Concursos de restauração: os critérios de julgamento sobre a pintura
As grades de avaliação dos concursos de motos clássicas se tornaram mais rigorosas em relação às cores. A verificação do código de pintura exato e do tipo de verniz (brilhante, metalizado, acetinado) faz parte dos pontos sistematicamente controlados pelos juízes.
Para avaliar a conformidade de uma GT 750, os juízes se referem a vários tipos de documentos:
- Os catálogos comerciais da época, que mostram as combinações de cores por ano com os nomes de cores oficiais.
- As cartas de cores do fabricante, que fornecem os códigos de referência de pintura utilizados na fábrica.
- As fotos de imprensa e de testes publicadas entre 1972 e 1977, úteis para verificar as nuances e os reflexos sob luz natural.
As aproximações são penalizadas. Aplicar um azul “próximo” em um modelo K, enquanto o código original indica uma cor ligeiramente diferente, é suficiente para perder pontos em concursos. Essa exigência criou uma demanda por guias de compatibilidade entre tintas modernas e cores Suzuki da época, pois as referências dos fornecedores atuais não correspondem mais diretamente aos códigos do fabricante dos anos 1970.
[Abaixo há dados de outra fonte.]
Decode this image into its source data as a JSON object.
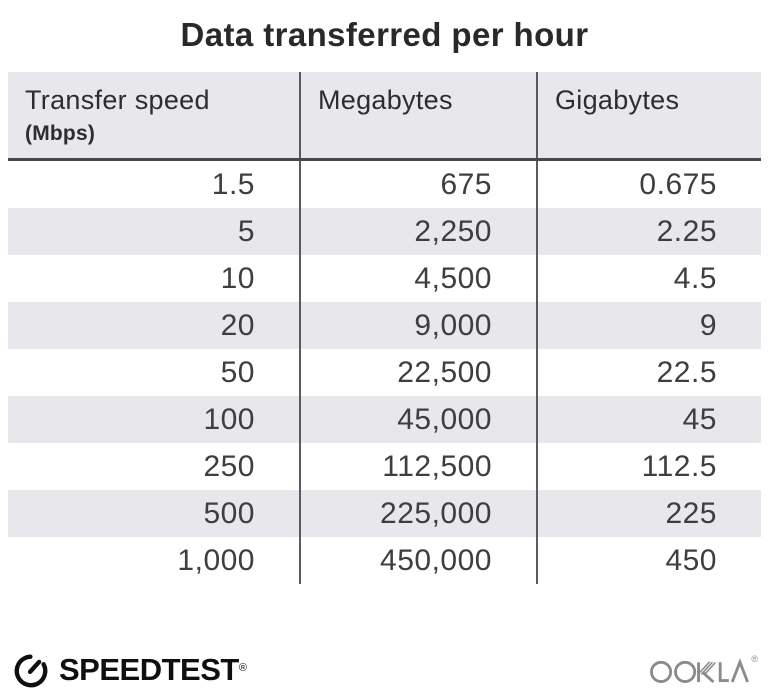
{
  "title": "Data transferred per hour",
  "table": {
    "headers": [
      {
        "label": "Transfer speed",
        "sub": "(Mbps)"
      },
      {
        "label": "Megabytes"
      },
      {
        "label": "Gigabytes"
      }
    ],
    "rows": [
      [
        "1.5",
        "675",
        "0.675"
      ],
      [
        "5",
        "2,250",
        "2.25"
      ],
      [
        "10",
        "4,500",
        "4.5"
      ],
      [
        "20",
        "9,000",
        "9"
      ],
      [
        "50",
        "22,500",
        "22.5"
      ],
      [
        "100",
        "45,000",
        "45"
      ],
      [
        "250",
        "112,500",
        "112.5"
      ],
      [
        "500",
        "225,000",
        "225"
      ],
      [
        "1,000",
        "450,000",
        "450"
      ]
    ]
  },
  "footer": {
    "speedtest_label": "SPEEDTEST",
    "speedtest_reg": "®",
    "ookla_label": "OOKLA",
    "ookla_reg": "®"
  },
  "colors": {
    "title_text": "#29292b",
    "header_bg": "#e8e8ec",
    "header_text": "#2d2d2f",
    "header_underline": "#48484c",
    "stripe": "#e8e8ec",
    "divider": "#5a5a5e",
    "cell_text": "#3e3e40",
    "speedtest_black": "#0f0f0f",
    "ookla_gray": "#8b8b8b"
  },
  "chart_data": {
    "type": "table",
    "title": "Data transferred per hour",
    "columns": [
      "Transfer speed (Mbps)",
      "Megabytes",
      "Gigabytes"
    ],
    "rows": [
      [
        1.5,
        675,
        0.675
      ],
      [
        5,
        2250,
        2.25
      ],
      [
        10,
        4500,
        4.5
      ],
      [
        20,
        9000,
        9
      ],
      [
        50,
        22500,
        22.5
      ],
      [
        100,
        45000,
        45
      ],
      [
        250,
        112500,
        112.5
      ],
      [
        500,
        225000,
        225
      ],
      [
        1000,
        450000,
        450
      ]
    ],
    "layout": {
      "zebra_striping": true,
      "header_background": true,
      "column_dividers": true
    }
  }
}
Identificar uma GT 750 autêntica: séries, peças e armadilhas frequentes
Além da cor, a autenticidade de uma GT 750 é verificada em um conjunto de detalhes que a simples observação visual não é suficiente para determinar.
O número do chassi e o número do motor devem corresponder ao ano anunciado. A produção mundial da GT 750 permaneceu relativamente limitada, o que facilita as verificações, mas não impede as montagens heterogêneas. Um motor de modelo M montado em um chassi de modelo J, por exemplo, constitui um “composite” cujo valor de colecionador despenca.
- Verificar a correspondência entre o número do chassi e a letra da série (J, K, L, M, A, B) permite datar o ano de fabricação.
- As peças do ciclo (para-lamas, tanque, assento, capas laterais) apresentavam acabamentos específicos para cada ano. Uma capa lateral cromada em um modelo tardio indica uma substituição.
- Os contadores, os comandos e a fiação elétrica também variavam de uma série para outra. Um comando redondo em um modelo B revela uma troca de peças.
Os vendedores às vezes apresentam um modelo repintado como “na sua cor original”. A única maneira de eliminar a dúvida é cruzar o código de cor legível na placa do fabricante (quando ainda está presente) com os catálogos da época correspondentes ao mercado de primeira circulação.
A GT 750 continua sendo uma moto cujo valor repousa tanto na coerência documental quanto no estado mecânico. Um exemplar completo, na sua cor original verificável, com seus números correspondentes, representa uma categoria à parte no mercado, distinta das restaurações, mesmo que bem-sucedidas.